Hickman v. SAFECO Ins. Co. of
Affirmed.
* Retired judge of the Minnesota Court of Appeals, serving by appointment pursuant to Minn. Const. art. VI, § 10.
[1]
Appellant does not precisely define the issues or raise proper legal arguments
that he wishes to have this court consider on appeal. He submitted an informal brief, which under
Minn. R. Civ. App.
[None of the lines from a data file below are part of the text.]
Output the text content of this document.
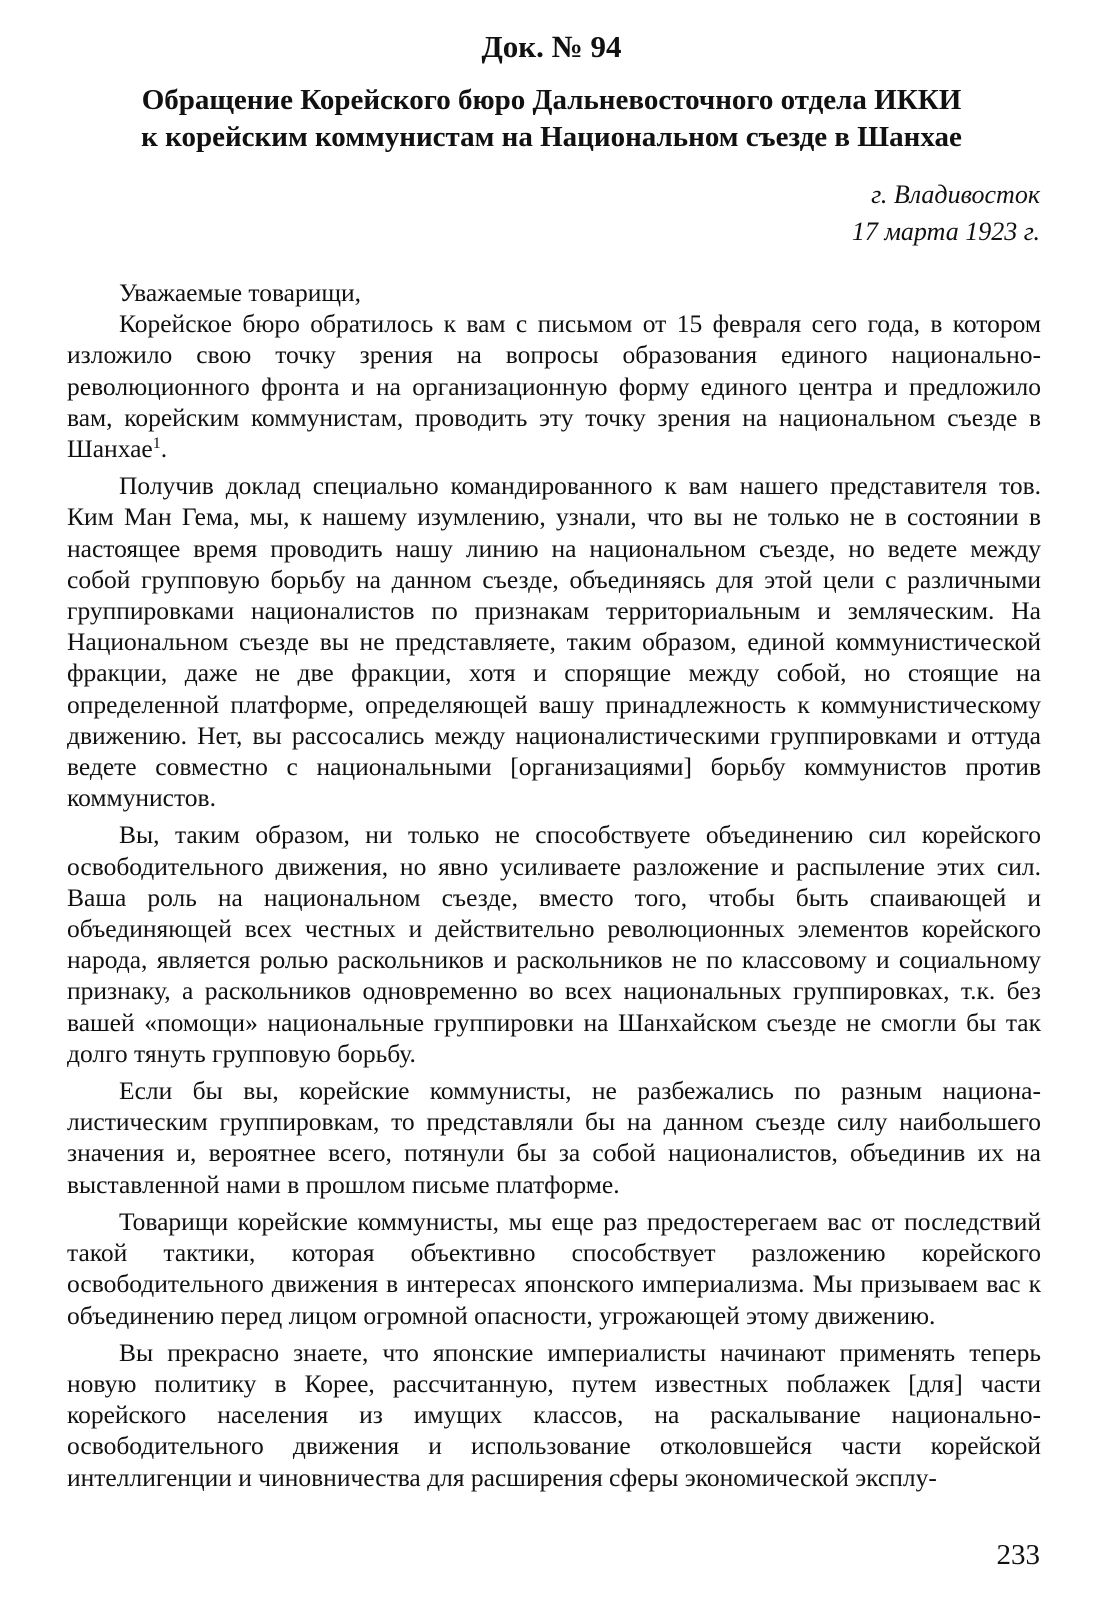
Док. № 94
Обращение Корейского бюро Дальневосточного отдела ИККИ
к корейским коммунистам на Национальном съезде в Шанхае
г. Владивосток
17 марта 1923 г.

Уважаемые товарищи,

Корейское бюро обратилось к вам с письмом от 15 февраля сего года, в котором изложило свою точку зрения на вопросы образования единого национально-революционного фронта и на организационную форму единого центра и предложило вам, корейским коммунистам, проводить эту точку зрения на национальном съезде в Шанхае$^1$.

Получив доклад специально командированного к вам нашего представителя тов. Ким Ман Гема, мы, к нашему изумлению, узнали, что вы не только не в состоянии в настоящее время проводить нашу линию на национальном съезде, но ведете между собой групповую борьбу на данном съезде, объединяясь для этой цели с различными группировками националистов по признакам территориальным и земляческим. На Национальном съезде вы не представляете, таким образом, единой коммунистической фракции, даже не две фракции, хотя и спорящие между собой, но стоящие на определенной платформе, определяющей вашу принадлежность к коммунистическому движению. Нет, вы рассосались между националистическими группировками и оттуда ведете совместно с национальными [организациями] борьбу коммунистов против коммунистов.

Вы, таким образом, ни только не способствуете объединению сил корейского освободительного движения, но явно усиливаете разложение и распыление этих сил. Ваша роль на национальном съезде, вместо того, чтобы быть спаивающей и объединяющей всех честных и действительно революционных элементов корейского народа, является ролью раскольников и раскольников не по классовому и социальному признаку, а раскольников одновременно во всех национальных группировках, т.к. без вашей «помощи» национальные группировки на Шанхайском съезде не смогли бы так долго тянуть групповую борьбу.

Если бы вы, корейские коммунисты, не разбежались по разным националистическим группировкам, то представляли бы на данном съезде силу наибольшего значения и, вероятнее всего, потянули бы за собой националистов, объединив их на выставленной нами в прошлом письме платформе.

Товарищи корейские коммунисты, мы еще раз предостерегаем вас от последствий такой тактики, которая объективно способствует разложению корейского освободительного движения в интересах японского империализма. Мы призываем вас к объединению перед лицом огромной опасности, угрожающей этому движению.

Вы прекрасно знаете, что японские империалисты начинают применять теперь новую политику в Корее, рассчитанную, путем известных поблажек [для] части корейского населения из имущих классов, на раскалывание национально-освободительного движения и использование отколовшейся части корейской интеллигенции и чиновничества для расширения сферы экономической эксплу-

233
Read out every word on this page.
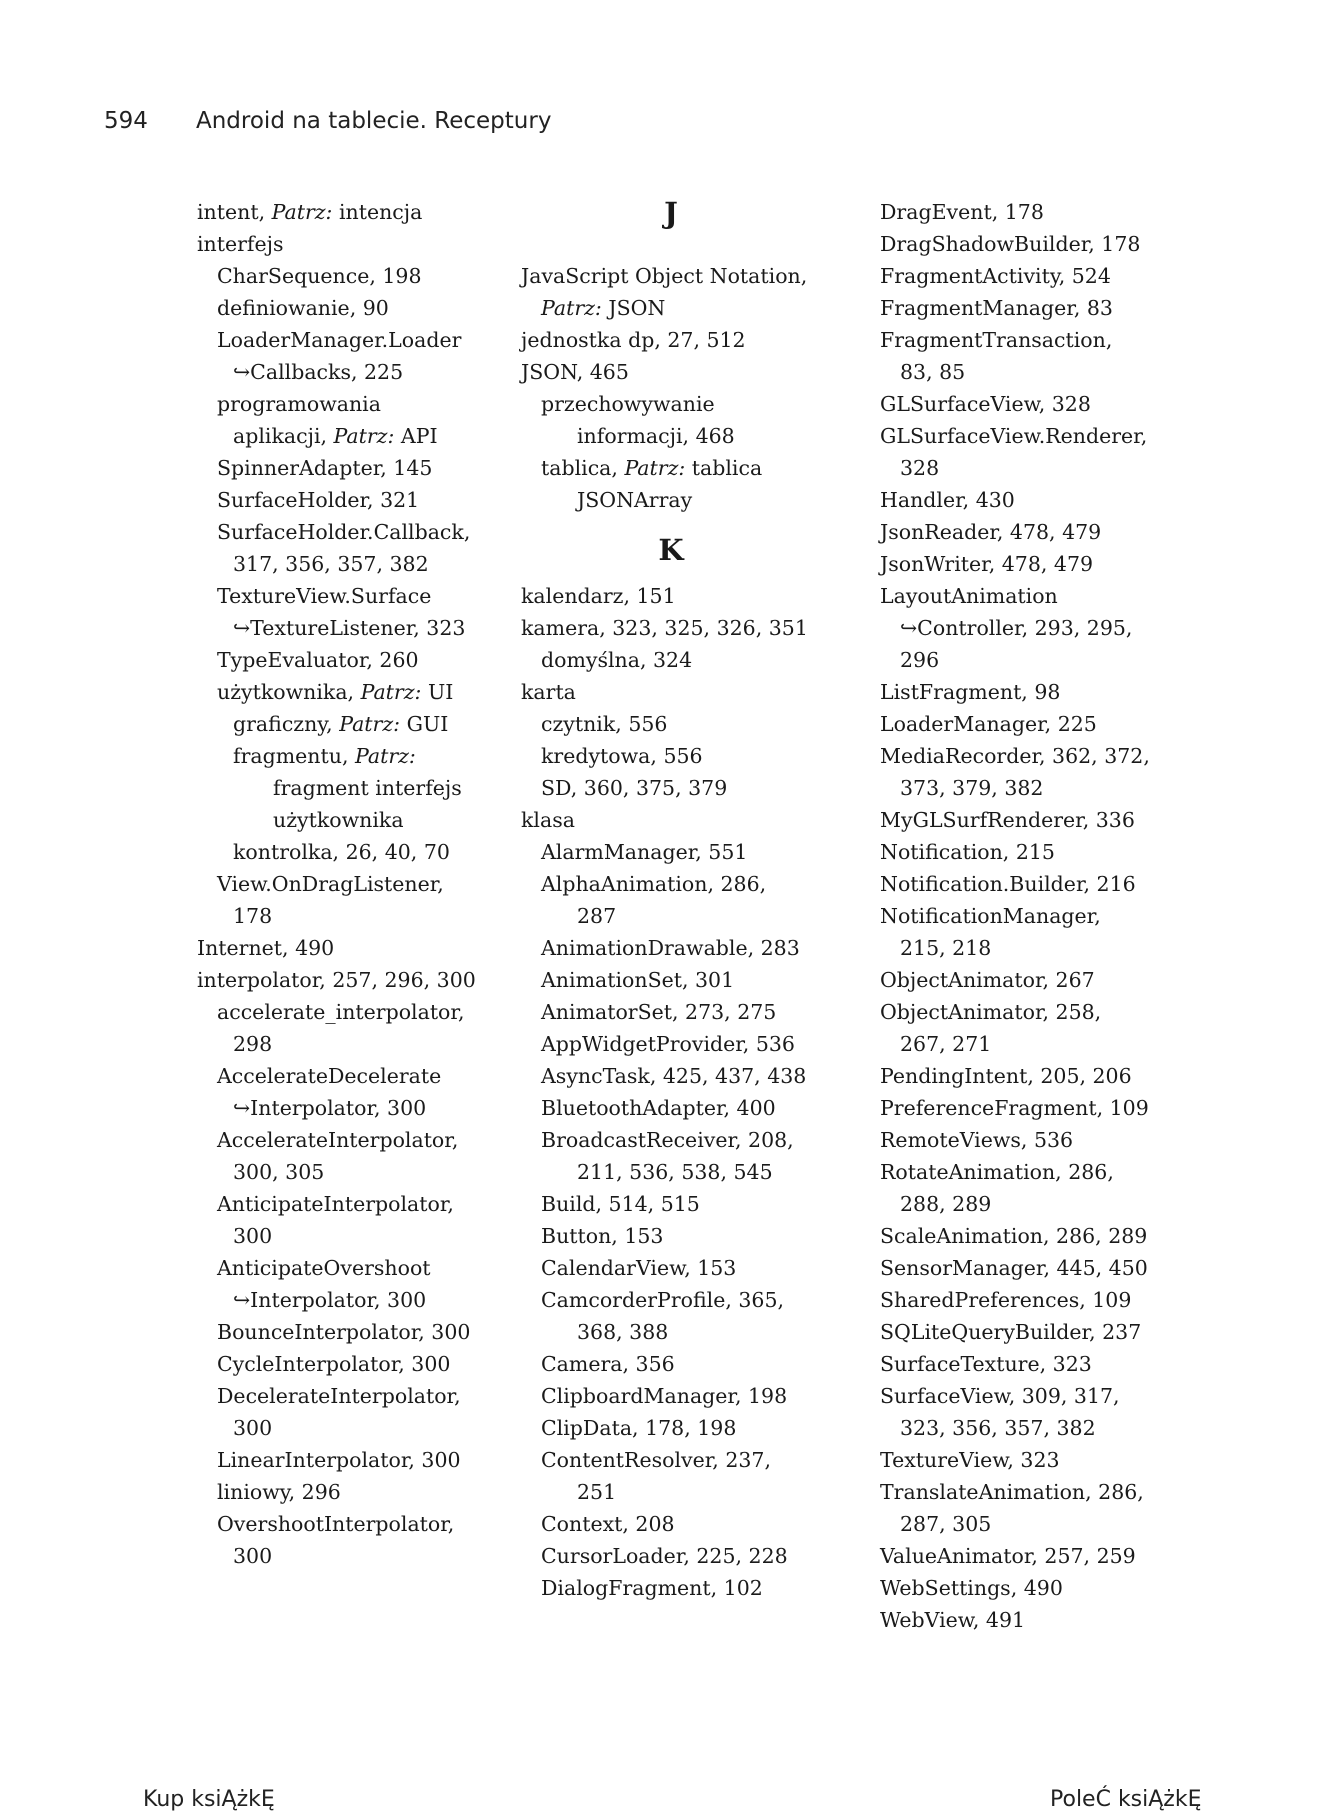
594 Android na tablecie. Receptury
intent, Patrz: intencja
interfejs
CharSequence, 198
definiowanie, 90
LoaderManager.Loader
↪Callbacks, 225
programowania
aplikacji, Patrz: API
SpinnerAdapter, 145
SurfaceHolder, 321
SurfaceHolder.Callback,
317, 356, 357, 382
TextureView.Surface
↪TextureListener, 323
TypeEvaluator, 260
użytkownika, Patrz: UI
graficzny, Patrz: GUI
fragmentu, Patrz:
fragment interfejs
użytkownika
kontrolka, 26, 40, 70
View.OnDragListener,
178
Internet, 490
interpolator, 257, 296, 300
accelerate_interpolator,
298
AccelerateDecelerate
↪Interpolator, 300
AccelerateInterpolator,
300, 305
AnticipateInterpolator,
300
AnticipateOvershoot
↪Interpolator, 300
BounceInterpolator, 300
CycleInterpolator, 300
DecelerateInterpolator,
300
LinearInterpolator, 300
liniowy, 296
OvershootInterpolator,
300
J
JavaScript Object Notation,
Patrz: JSON
jednostka dp, 27, 512
JSON, 465
przechowywanie
informacji, 468
tablica, Patrz: tablica
JSONArray
K
kalendarz, 151
kamera, 323, 325, 326, 351
domyślna, 324
karta
czytnik, 556
kredytowa, 556
SD, 360, 375, 379
klasa
AlarmManager, 551
AlphaAnimation, 286,
287
AnimationDrawable, 283
AnimationSet, 301
AnimatorSet, 273, 275
AppWidgetProvider, 536
AsyncTask, 425, 437, 438
BluetoothAdapter, 400
BroadcastReceiver, 208,
211, 536, 538, 545
Build, 514, 515
Button, 153
CalendarView, 153
CamcorderProfile, 365,
368, 388
Camera, 356
ClipboardManager, 198
ClipData, 178, 198
ContentResolver, 237,
251
Context, 208
CursorLoader, 225, 228
DialogFragment, 102
DragEvent, 178
DragShadowBuilder, 178
FragmentActivity, 524
FragmentManager, 83
FragmentTransaction,
83, 85
GLSurfaceView, 328
GLSurfaceView.Renderer,
328
Handler, 430
JsonReader, 478, 479
JsonWriter, 478, 479
LayoutAnimation
↪Controller, 293, 295,
296
ListFragment, 98
LoaderManager, 225
MediaRecorder, 362, 372,
373, 379, 382
MyGLSurfRenderer, 336
Notification, 215
Notification.Builder, 216
NotificationManager,
215, 218
ObjectAnimator, 267
ObjectAnimator, 258,
267, 271
PendingIntent, 205, 206
PreferenceFragment, 109
RemoteViews, 536
RotateAnimation, 286,
288, 289
ScaleAnimation, 286, 289
SensorManager, 445, 450
SharedPreferences, 109
SQLiteQueryBuilder, 237
SurfaceTexture, 323
SurfaceView, 309, 317,
323, 356, 357, 382
TextureView, 323
TranslateAnimation, 286,
287, 305
ValueAnimator, 257, 259
WebSettings, 490
WebView, 491
Kup ksiĄżkĘ	PoleĆ ksiĄżkĘ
P. 128.01, subd. 1, must “contain a concise statement of the
party’s arguments on appeal.” Where a
non-lawyer acting as his own attorney has submitted a non-compliant brief, this
court may “review[] the entire file on appeal in an attempt to understand the
issues raised in [the] brief and determine whether they have any merit.” Thomale
v. State, 261 N.W.2d 353, 353 (
Generously construing appellant’s brief, it appears that he claims that the district court erred in concluding that he owed a fiduciary duty to his uncle and that he breached that duty by improperly diverting his uncle’s assets to himself. Appellant argues that such conduct did not breach his duty to act impartially as to all persons interested in his uncle’s assets as required by the power of attorney agreement and did not evince a failure to keep his uncle’s interests in mind as required by Minn. Stat. § 523.21 (2004).